LoGoNet: Towards Accurate 3D Object Detection with Local-to-Global Cross-Modal Fusion

LiDAR-camera fusion methods have shown impressive performance in 3D object detection. Recent advanced multi-modal methods mainly perform global fusion, where image features and point cloud features are fused across the whole scene. Such practice lacks fine-grained region-level information, yielding suboptimal fusion performance. In this paper, we present the novel Local-to-Global fusion network (LoGoNet), which performs LiDAR-camera fusion at both local and global levels. Concretely, the Global Fusion (GoF) of LoGoNet is built upon previous literature, while we exclusively use point centroids to more precisely represent the position of voxel features, thus achieving better cross-modal alignment. As to the Local Fusion (LoF), we first divide each proposal into uniform grids and then project these grid centers to the images. The image features around the projected grid points are sampled to be fused with position-decorated point cloud features, maximally utilizing the rich contextual information around the proposals. The Feature Dynamic Aggregation (FDA) module is further proposed to achieve information interaction between these locally and globally fused features, thus producing more informative multi-modal features. Extensive experiments on both Waymo Open Dataset (WOD) and KITTI datasets show that LoGoNet outperforms all state-of-the-art 3D detection methods. Notably, LoGoNet ranks 1st on Waymo 3D object detection leaderboard and obtains 81.02 mAPH (L2) detection performance. It is noteworthy that, for the first time, the detection performance on three classes surpasses 80 APH (L2) simultaneously. Code will be available at \url{https://github.com/sankin97/LoGoNet}.

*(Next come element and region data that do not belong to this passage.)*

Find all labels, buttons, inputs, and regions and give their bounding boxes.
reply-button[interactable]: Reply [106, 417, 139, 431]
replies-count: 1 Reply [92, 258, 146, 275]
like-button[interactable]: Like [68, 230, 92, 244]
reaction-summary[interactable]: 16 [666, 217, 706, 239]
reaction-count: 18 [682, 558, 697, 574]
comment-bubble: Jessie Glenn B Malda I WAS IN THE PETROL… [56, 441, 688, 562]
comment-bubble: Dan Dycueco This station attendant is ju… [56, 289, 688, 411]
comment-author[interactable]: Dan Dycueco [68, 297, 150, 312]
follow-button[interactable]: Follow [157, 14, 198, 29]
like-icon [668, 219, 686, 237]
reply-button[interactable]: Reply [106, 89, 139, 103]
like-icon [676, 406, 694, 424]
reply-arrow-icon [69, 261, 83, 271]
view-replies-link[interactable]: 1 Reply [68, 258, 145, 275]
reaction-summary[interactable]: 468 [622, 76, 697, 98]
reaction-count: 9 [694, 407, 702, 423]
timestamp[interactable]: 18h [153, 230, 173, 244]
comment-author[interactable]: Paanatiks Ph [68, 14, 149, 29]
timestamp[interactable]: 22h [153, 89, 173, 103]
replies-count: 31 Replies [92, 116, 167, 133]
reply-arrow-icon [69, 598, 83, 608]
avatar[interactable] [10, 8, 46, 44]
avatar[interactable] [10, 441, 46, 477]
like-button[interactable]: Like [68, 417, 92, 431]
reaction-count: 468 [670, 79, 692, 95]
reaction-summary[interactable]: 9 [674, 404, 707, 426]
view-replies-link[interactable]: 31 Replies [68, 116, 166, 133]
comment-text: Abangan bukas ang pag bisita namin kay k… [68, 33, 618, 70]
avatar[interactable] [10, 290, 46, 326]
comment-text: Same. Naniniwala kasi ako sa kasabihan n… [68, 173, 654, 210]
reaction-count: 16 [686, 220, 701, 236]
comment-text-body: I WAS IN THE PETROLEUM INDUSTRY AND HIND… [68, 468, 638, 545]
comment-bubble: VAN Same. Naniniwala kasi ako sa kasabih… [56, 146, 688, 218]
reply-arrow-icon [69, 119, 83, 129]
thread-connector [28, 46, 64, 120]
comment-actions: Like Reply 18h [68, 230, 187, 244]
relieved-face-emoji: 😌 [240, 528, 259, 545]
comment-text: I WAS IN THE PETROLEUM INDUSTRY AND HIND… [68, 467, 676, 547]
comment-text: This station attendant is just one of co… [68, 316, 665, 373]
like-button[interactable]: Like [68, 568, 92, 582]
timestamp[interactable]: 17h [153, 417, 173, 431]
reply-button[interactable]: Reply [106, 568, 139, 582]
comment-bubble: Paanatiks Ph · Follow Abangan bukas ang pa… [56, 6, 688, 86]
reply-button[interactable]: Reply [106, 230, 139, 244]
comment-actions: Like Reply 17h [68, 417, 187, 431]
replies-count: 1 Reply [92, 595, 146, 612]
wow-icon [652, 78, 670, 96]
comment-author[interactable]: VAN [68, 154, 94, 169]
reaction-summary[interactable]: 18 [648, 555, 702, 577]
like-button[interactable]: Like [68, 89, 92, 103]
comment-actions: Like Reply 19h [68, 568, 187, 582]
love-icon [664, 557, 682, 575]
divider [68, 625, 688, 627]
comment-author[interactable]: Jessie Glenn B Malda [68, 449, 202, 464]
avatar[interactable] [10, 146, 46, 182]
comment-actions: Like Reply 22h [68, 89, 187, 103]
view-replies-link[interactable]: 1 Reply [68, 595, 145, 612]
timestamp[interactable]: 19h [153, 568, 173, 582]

翻译：激光雷达与相机融合方法在三维物体检测中展现出显著性能。当前先进的多模态方法主要采用全局融合策略，即在整个场景中融合图像特征与点云特征。然而，此类方法缺乏细粒度的区域级信息，导致融合性能欠佳。本文提出新型局部到全局融合网络（LoGoNet），该网络在局部与全局两个层面实现激光雷达-相机融合。具体而言，LoGoNet的全局融合模块（GoF）基于现有文献构建，但本文独创性地采用点质心来更精确地表示体素特征的位置，从而实现更优的跨模态对齐。对于局部融合模块（LoF），我们首先将每个提议区域划分为均匀网格，随后将这些网格中心投影至图像平面。通过采样投影网格点周围的图像特征，将其与位置增强后的点云特征相融合，从而最大化利用提议区域周围的丰富上下文信息。进一步提出的特征动态聚合模块（FDA）可实现局部与全局融合特征间的信息交互，由此生成更具信息量的多模态特征。在Waymo公开数据集（WOD）与KITTI数据集上的大量实验表明，LoGoNet的性能超越了所有现有最优的三维检测方法。值得注意的是，LoGoNet在Waymo三维物体检测排行榜上位列第一，取得了81.02 mAPH（L2）的检测性能。尤为突出的是，该网络首次使三个类别的检测性能同时超过80 APH（L2）。代码将发布于\url{https://github.com/sankin97/LoGoNet}。